Paul Delaroche, The Death of Elizabeth I, Queen of England (1828), Musée du Louvre, Paris;Queen Elizabeth I of England receiving Dutch Ambassadors (1570-75), Artist Unknown. Neue Galerie, Kassel, Germany.
Both the story and the image make me sad, not just because it’s a death scene, but also because they remind me of my favorite image of the Queen in her prime, the charming painting Elizabeth receiving the Dutch Ambassadors (above), painted in the 1570s by an anonymous artist. I just love everything about this painting: its accessibility and informality, the interior details (floorcovering, wallpaper, windows!), Thomas Walsingham’s skinny legs, the ladies-in-waiting lounging on the cushions–perhaps in the very place that Elizabeth herself reclined for the penultimate time. It’s very intimate, and so is the image of a very vulnerable Elizabeth at the end of her life. She is so tired, she’s done: why can’t she choose her own place of death? But no, her final dutiful act was to consent (???) to be carried into that big bed to die.
Elizabeth in her Last Hours.
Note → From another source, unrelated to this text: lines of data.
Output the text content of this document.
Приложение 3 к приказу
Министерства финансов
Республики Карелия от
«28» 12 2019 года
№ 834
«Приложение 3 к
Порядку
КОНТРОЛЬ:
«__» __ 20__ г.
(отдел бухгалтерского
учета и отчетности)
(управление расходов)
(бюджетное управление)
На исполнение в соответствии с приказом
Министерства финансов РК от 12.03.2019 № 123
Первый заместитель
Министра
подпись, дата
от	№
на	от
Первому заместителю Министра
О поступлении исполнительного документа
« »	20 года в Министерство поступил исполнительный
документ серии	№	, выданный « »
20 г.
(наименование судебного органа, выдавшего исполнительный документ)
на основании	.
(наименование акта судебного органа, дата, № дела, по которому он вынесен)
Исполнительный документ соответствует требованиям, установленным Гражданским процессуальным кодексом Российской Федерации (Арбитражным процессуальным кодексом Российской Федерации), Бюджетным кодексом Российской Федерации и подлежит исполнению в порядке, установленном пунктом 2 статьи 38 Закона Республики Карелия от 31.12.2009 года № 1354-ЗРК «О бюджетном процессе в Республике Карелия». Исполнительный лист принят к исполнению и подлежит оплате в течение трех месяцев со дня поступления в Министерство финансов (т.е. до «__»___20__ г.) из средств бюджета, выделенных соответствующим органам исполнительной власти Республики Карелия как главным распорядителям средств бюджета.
Illustration for the History of Queen Elizabeth by Jacob Abbott (Harper, 1854).
The public reactions to Elizabeth’s death (as far as we can tell from printed sources) seem to fall into two camps: relief that a secure succession was enacted (the Queen is dead; long live the King) and devout mourning. I think there must have been some relief in the latter camp too, because there was considerable anxiety about Elizabeth’s inevitable death and succession over the previous decade, if not longer. But this was the end 0f a long reign, likely the longest in historical memory for Englishmen and women, and when her long, choreographed funeral procession made its way through the streets of London a little over a month later (drawings of which you can see here) I have little doubt that those on the sidelines knew they were witnessing the ritualistic end of an era.